We are powerless to act in the past or the future. We can plan for the future, reminisce or cringe about the past, but all of this happens in the present. Given that you are wanting to make a change in your life and better manage your social anxiety, you must recognise that your power to do this lies in the present.
It follows then that learning to be in the present is an important part of your journey. People with social anxiety are often not good at this – after all, anxiety is driven by a negatively biased view of the future. As we discussed in Week 1, people with social anxiety are hyper-focused on signals of threat within their environment and symptoms of anxiety within themselves. They often get carried away by unhelpful thinking, which leaves them unable to perform at their best or enjoy the moment.

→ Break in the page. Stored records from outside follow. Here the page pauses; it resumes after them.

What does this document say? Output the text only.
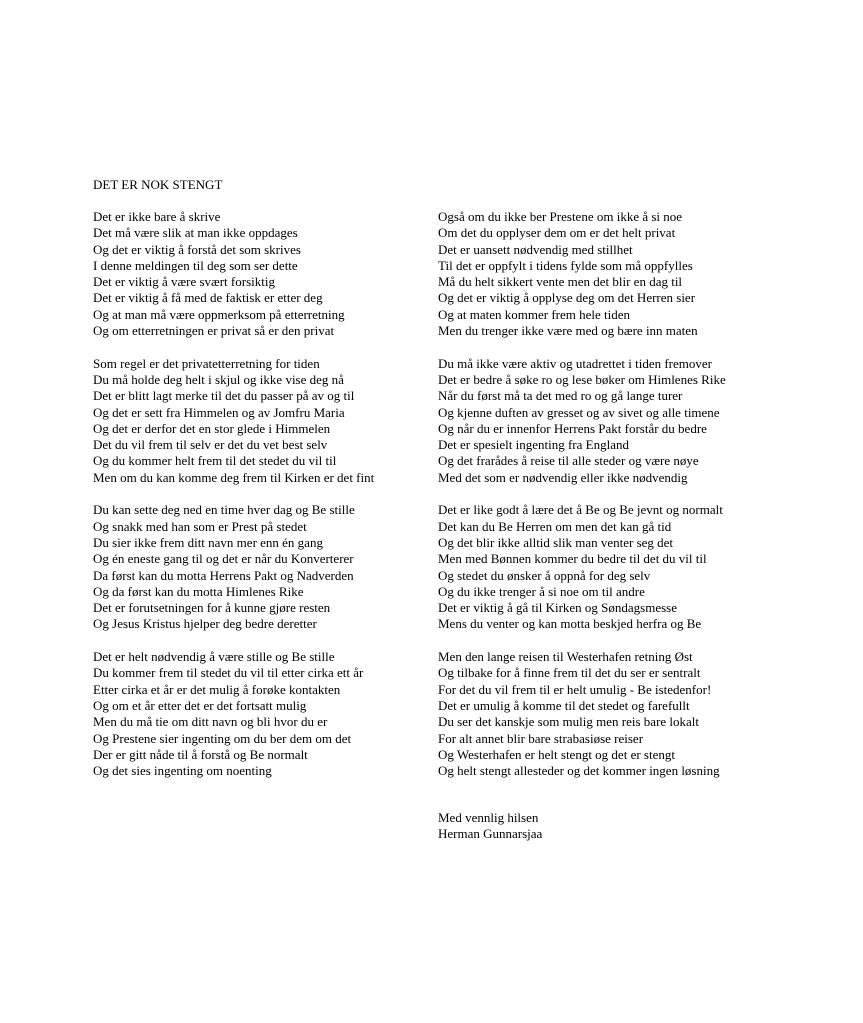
DET ER NOK STENGT
Det er ikke bare å skrive
Det må være slik at man ikke oppdages
Og det er viktig å forstå det som skrives
I denne meldingen til deg som ser dette
Det er viktig å være svært forsiktig
Det er viktig å få med de faktisk er etter deg
Og at man må være oppmerksom på etterretning
Og om etterretningen er privat så er den privat
Som regel er det privatetterretning for tiden
Du må holde deg helt i skjul og ikke vise deg nå
Det er blitt lagt merke til det du passer på av og til
Og det er sett fra Himmelen og av Jomfru Maria
Og det er derfor det en stor glede i Himmelen
Det du vil frem til selv er det du vet best selv
Og du kommer helt frem til det stedet du vil til
Men om du kan komme deg frem til Kirken er det fint
Du kan sette deg ned en time hver dag og Be stille
Og snakk med han som er Prest på stedet
Du sier ikke frem ditt navn mer enn én gang
Og én eneste gang til og det er når du Konverterer
Da først kan du motta Herrens Pakt og Nadverden
Og da først kan du motta Himlenes Rike
Det er forutsetningen for å kunne gjøre resten
Og Jesus Kristus hjelper deg bedre deretter
Det er helt nødvendig å være stille og Be stille
Du kommer frem til stedet du vil til etter cirka ett år
Etter cirka et år er det mulig å forøke kontakten
Og om et år etter det er det fortsatt mulig
Men du må tie om ditt navn og bli hvor du er
Og Prestene sier ingenting om du ber dem om det
Der er gitt nåde til å forstå og Be normalt
Og det sies ingenting om noenting
Også om du ikke ber Prestene om ikke å si noe
Om det du opplyser dem om er det helt privat
Det er uansett nødvendig med stillhet
Til det er oppfylt i tidens fylde som må oppfylles
Må du helt sikkert vente men det blir en dag til
Og det er viktig å opplyse deg om det Herren sier
Og at maten kommer frem hele tiden
Men du trenger ikke være med og bære inn maten
Du må ikke være aktiv og utadrettet i tiden fremover
Det er bedre å søke ro og lese bøker om Himlenes Rike
Når du først må ta det med ro og gå lange turer
Og kjenne duften av gresset og av sivet og alle timene
Og når du er innenfor Herrens Pakt forstår du bedre
Det er spesielt ingenting fra England
Og det frarådes å reise til alle steder og være nøye
Med det som er nødvendig eller ikke nødvendig
Det er like godt å lære det å Be og Be jevnt og normalt
Det kan du Be Herren om men det kan gå tid
Og det blir ikke alltid slik man venter seg det
Men med Bønnen kommer du bedre til det du vil til
Og stedet du ønsker å oppnå for deg selv
Og du ikke trenger å si noe om til andre
Det er viktig å gå til Kirken og Søndagsmesse
Mens du venter og kan motta beskjed herfra og Be
Men den lange reisen til Westerhafen retning Øst
Og tilbake for å finne frem til det du ser er sentralt
For det du vil frem til er helt umulig - Be istedenfor!
Det er umulig å komme til det stedet og farefullt
Du ser det kanskje som mulig men reis bare lokalt
For alt annet blir bare strabasiøse reiser
Og Westerhafen er helt stengt og det er stengt
Og helt stengt allesteder og det kommer ingen løsning
Med vennlig hilsen
Herman Gunnarsjaa
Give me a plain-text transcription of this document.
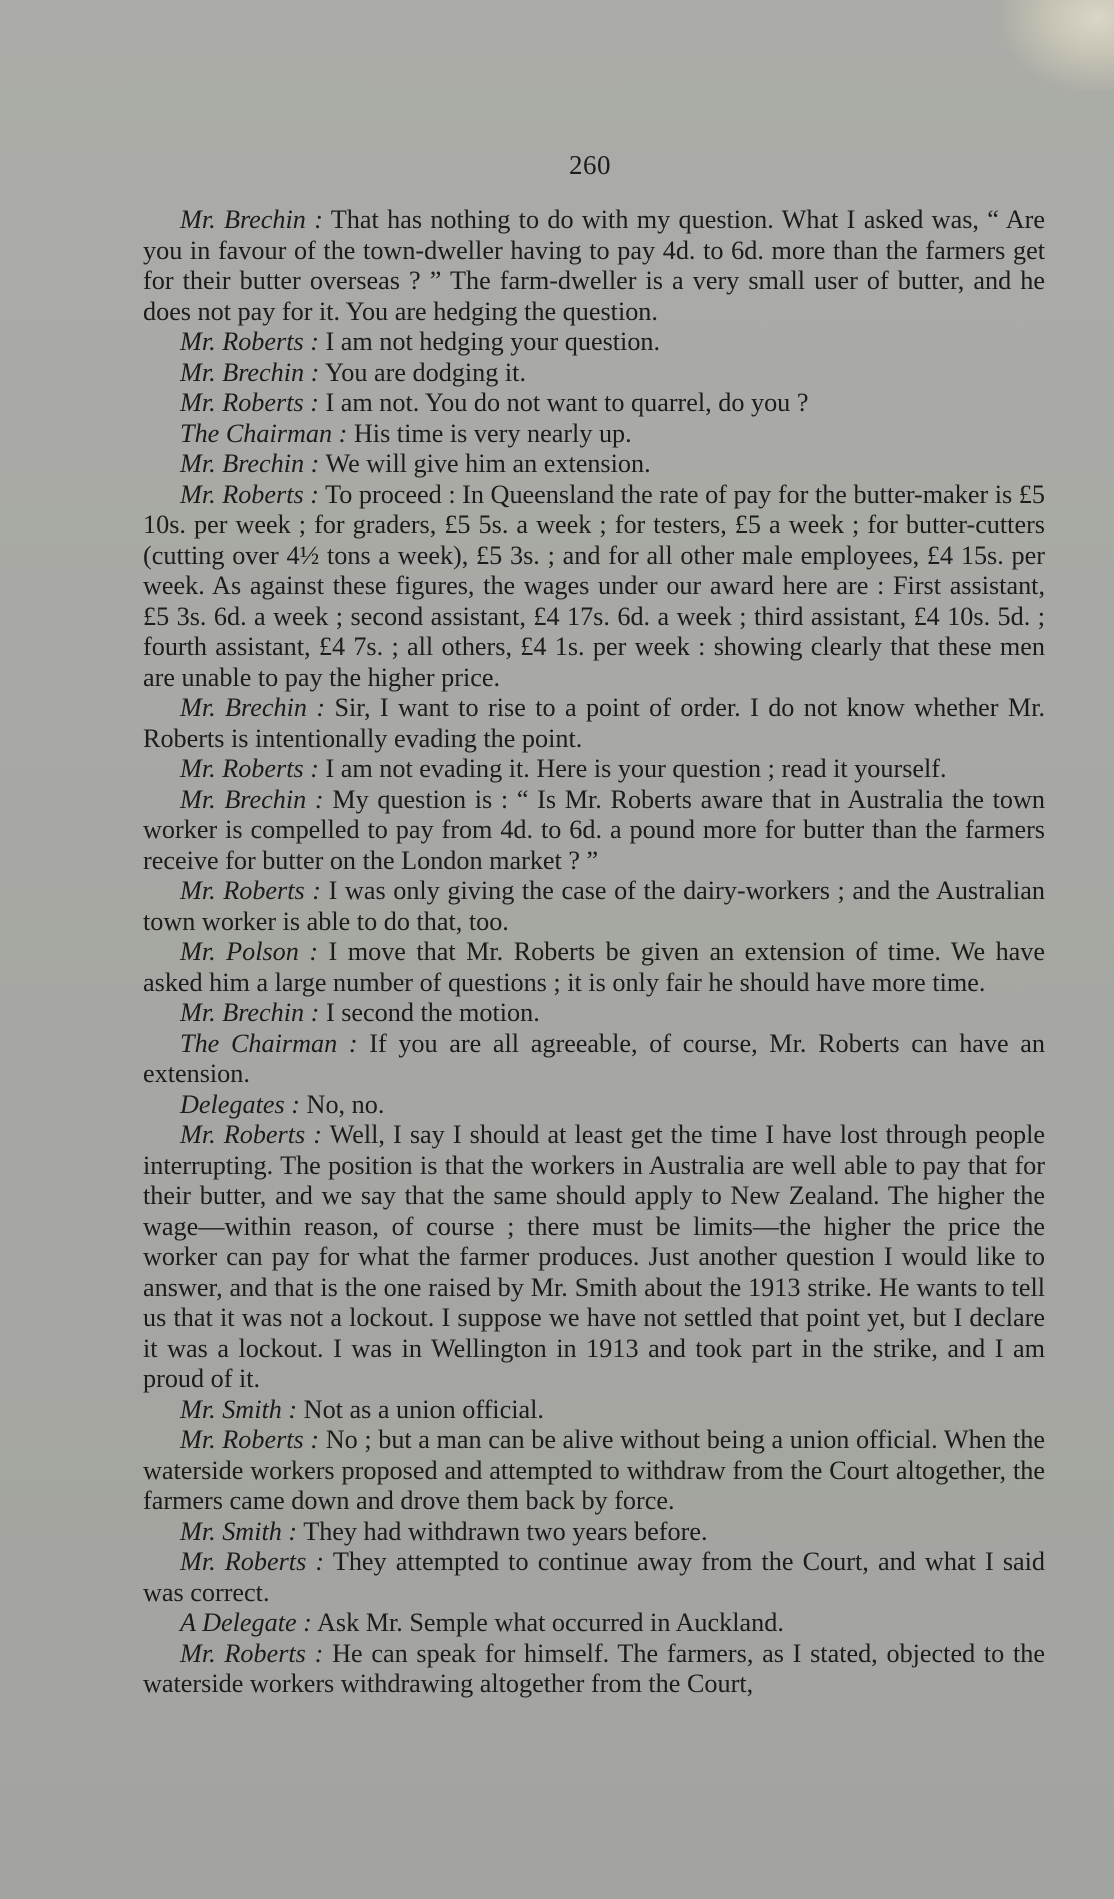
260

Mr. Brechin : That has nothing to do with my question. What I asked was, “ Are you in favour of the town-dweller having to pay 4d. to 6d. more than the farmers get for their butter overseas ? ” The farm-dweller is a very small user of butter, and he does not pay for it. You are hedging the question.

Mr. Roberts : I am not hedging your question.

Mr. Brechin : You are dodging it.

Mr. Roberts : I am not. You do not want to quarrel, do you ?

The Chairman : His time is very nearly up.

Mr. Brechin : We will give him an extension.

Mr. Roberts : To proceed : In Queensland the rate of pay for the butter-maker is £5 10s. per week ; for graders, £5 5s. a week ; for testers, £5 a week ; for butter-cutters (cutting over 4½ tons a week), £5 3s. ; and for all other male employees, £4 15s. per week. As against these figures, the wages under our award here are : First assistant, £5 3s. 6d. a week ; second assistant, £4 17s. 6d. a week ; third assistant, £4 10s. 5d. ; fourth assistant, £4 7s. ; all others, £4 1s. per week : showing clearly that these men are unable to pay the higher price.

Mr. Brechin : Sir, I want to rise to a point of order. I do not know whether Mr. Roberts is intentionally evading the point.

Mr. Roberts : I am not evading it. Here is your question ; read it yourself.

Mr. Brechin : My question is : “ Is Mr. Roberts aware that in Australia the town worker is compelled to pay from 4d. to 6d. a pound more for butter than the farmers receive for butter on the London market ? ”

Mr. Roberts : I was only giving the case of the dairy-workers ; and the Australian town worker is able to do that, too.

Mr. Polson : I move that Mr. Roberts be given an extension of time. We have asked him a large number of questions ; it is only fair he should have more time.

Mr. Brechin : I second the motion.

The Chairman : If you are all agreeable, of course, Mr. Roberts can have an extension.

Delegates : No, no.

Mr. Roberts : Well, I say I should at least get the time I have lost through people interrupting. The position is that the workers in Australia are well able to pay that for their butter, and we say that the same should apply to New Zealand. The higher the wage—within reason, of course ; there must be limits—the higher the price the worker can pay for what the farmer produces. Just another question I would like to answer, and that is the one raised by Mr. Smith about the 1913 strike. He wants to tell us that it was not a lockout. I suppose we have not settled that point yet, but I declare it was a lockout. I was in Wellington in 1913 and took part in the strike, and I am proud of it.

Mr. Smith : Not as a union official.

Mr. Roberts : No ; but a man can be alive without being a union official. When the waterside workers proposed and attempted to withdraw from the Court altogether, the farmers came down and drove them back by force.

Mr. Smith : They had withdrawn two years before.

Mr. Roberts : They attempted to continue away from the Court, and what I said was correct.

A Delegate : Ask Mr. Semple what occurred in Auckland.

Mr. Roberts : He can speak for himself. The farmers, as I stated, objected to the waterside workers withdrawing altogether from the Court,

When you judge yourself, worry about the mistakes you might make, or criticize your performance, you are not paying attention to what’s really happening in that moment. Your thoughts are elsewhere and have taken over. For example, if you are anxious about making a speech, you might focus in on your physical sensations (rapid heartbeat, sweaty palms) and thoughts (“I’ll freeze up and make a fool of myself”) and ignore all the other information in your environment (people look interested, no one has commented that you look nervous).
Before moving on, we encourage you to take a moment to think about where your mind spends most of its time – past, present, or future? What could be some benefits of bringing your mind into the present more often?